Feza mekanda çalışmaya başladığını söyleyince Berfu onların tanıdık çıkmasına şaşırdı.

"Sibel vardı ya onun kardeşi." diye açıkladı kısaca İlyas Efe. Berfu bakışlarını oğlana çevirip kaşlarını havalandırdı. Bir şey söyleyecek olmuş ama sonrasında vazgeçmişti. "Sibel'e selam söyle." dedi yalnızca. Aslında kadını tanımıyordu bile.

"Ablamlar da uğramayı planlıyordu. Öncesinde Kumru'yu babaannesinden alacaklardı." Feza saatini yokladı, bir müddet kafasında hesap yaptıktan sonra emin oldu. "Saat epey geçmiş. İllaki Cevher abi'yle çocuğu alıp beklemeden direkt eve geçtiler."

Efe'nin yudumu koyulaştı sanki, kıvamlı hale geldi. Duyduğu isim yüzünden ensesi kasılırken titrek karaları Berfu'nunkilerle buluştu. "Bizim Cevher'den mi bahsediyor?"

Efe başını onaylar gibi salladı. "Ee Sibel ile Kumru nasıl?" diye konuyu değiştirdi sonrasında.

Feza küçük kızın sık sık onu sorduğunu söyledi. Daha doğrusu Mavi'yi canlı görmek istediğini söyleyip annesini darlıyormuş. İstediği olmadığı için gün sonu genelde ağlamak ile bitiyormuş çünkü bir noktadan sonra ben de kedi istiyorum diye tutturmaya başladığından olay kısır bir döngüye dönüyormuş.

"Başınıza bela açtım desene." dedi Efe alaylı bir efkarla.

"Abi nasıl bela bir bilsen, tatlı falan da değil ha karabela." dedi sarışın delikanlı. "Ama neyse ki ablam iki yaz sonra alacağım diye kandırdı da birkaç akşamdır rahat uyku uyuyoruz."

"Barınak mevzusunu hiç açmayacaktım."

"Biliyor musun artık o kelime bizim evde yasaklı." Feza saymaya koyuldu parmaklarıyla. "Barınak, kedi, pati, yavru. Bunlar da sakıncalı listede. Kumru duyup kudurmasın diye tabu oldular."

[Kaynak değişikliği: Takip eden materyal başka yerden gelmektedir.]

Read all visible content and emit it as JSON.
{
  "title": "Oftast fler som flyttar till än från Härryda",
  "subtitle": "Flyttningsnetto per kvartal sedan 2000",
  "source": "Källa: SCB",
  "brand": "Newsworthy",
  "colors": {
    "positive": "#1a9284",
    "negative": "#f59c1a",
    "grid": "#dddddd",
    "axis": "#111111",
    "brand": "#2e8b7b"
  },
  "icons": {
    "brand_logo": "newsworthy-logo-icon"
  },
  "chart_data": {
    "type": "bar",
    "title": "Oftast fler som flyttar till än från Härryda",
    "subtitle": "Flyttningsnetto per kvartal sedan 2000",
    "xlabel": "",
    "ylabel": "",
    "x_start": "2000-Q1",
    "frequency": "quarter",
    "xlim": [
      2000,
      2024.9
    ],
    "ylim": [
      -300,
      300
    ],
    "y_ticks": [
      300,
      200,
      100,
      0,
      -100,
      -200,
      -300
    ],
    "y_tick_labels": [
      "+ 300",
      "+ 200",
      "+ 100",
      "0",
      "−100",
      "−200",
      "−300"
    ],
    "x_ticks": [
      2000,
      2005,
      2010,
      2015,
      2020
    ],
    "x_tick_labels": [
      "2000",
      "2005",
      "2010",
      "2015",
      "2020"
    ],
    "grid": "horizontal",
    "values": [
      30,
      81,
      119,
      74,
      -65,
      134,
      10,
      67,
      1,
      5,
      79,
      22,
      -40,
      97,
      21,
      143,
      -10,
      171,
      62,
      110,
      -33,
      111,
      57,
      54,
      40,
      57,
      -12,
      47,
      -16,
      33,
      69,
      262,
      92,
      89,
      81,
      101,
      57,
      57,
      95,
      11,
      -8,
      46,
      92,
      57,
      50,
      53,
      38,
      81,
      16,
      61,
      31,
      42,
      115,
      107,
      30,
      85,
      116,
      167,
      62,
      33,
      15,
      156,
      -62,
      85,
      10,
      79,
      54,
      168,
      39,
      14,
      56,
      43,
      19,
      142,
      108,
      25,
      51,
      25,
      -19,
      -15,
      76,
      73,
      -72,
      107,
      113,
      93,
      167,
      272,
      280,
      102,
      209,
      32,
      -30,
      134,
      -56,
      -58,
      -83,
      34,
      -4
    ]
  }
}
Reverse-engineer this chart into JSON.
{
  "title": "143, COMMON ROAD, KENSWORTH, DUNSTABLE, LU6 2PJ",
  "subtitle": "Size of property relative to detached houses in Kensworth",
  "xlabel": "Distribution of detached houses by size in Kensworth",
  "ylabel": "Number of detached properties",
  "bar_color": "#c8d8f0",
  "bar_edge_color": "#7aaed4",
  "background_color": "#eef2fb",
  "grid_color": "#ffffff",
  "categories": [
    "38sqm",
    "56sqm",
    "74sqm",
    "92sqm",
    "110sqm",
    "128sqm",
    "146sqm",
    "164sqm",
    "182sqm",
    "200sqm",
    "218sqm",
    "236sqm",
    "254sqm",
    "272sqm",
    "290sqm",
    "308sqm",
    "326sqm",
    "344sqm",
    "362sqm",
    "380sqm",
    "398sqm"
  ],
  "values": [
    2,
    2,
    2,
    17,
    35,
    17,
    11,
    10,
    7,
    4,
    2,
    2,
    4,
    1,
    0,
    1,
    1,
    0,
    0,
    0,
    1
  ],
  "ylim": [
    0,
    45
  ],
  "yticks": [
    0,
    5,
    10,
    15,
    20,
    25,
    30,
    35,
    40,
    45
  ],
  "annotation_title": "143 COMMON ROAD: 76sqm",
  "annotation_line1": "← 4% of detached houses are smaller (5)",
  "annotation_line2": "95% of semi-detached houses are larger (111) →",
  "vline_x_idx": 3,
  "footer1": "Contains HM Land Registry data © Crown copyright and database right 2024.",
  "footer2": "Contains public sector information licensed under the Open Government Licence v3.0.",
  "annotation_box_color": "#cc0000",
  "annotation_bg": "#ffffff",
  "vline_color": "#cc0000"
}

"Valla kusura bakmayın kardeşim."

"Nereden bileceksin ki, Kumru'nun psikopat olduğunu ilk bakışta anlamak zordur zaten." Feza hem şakacı hem de ciddiydi. Kendisine seslenen kıza eliyle işaret çakıp tepsisini aldığı gibi yollandı. Masalar arasındaki dar geçitlerden geçerken kimseye çarpmamak için ayakkabılarının ucunda yükselmişti.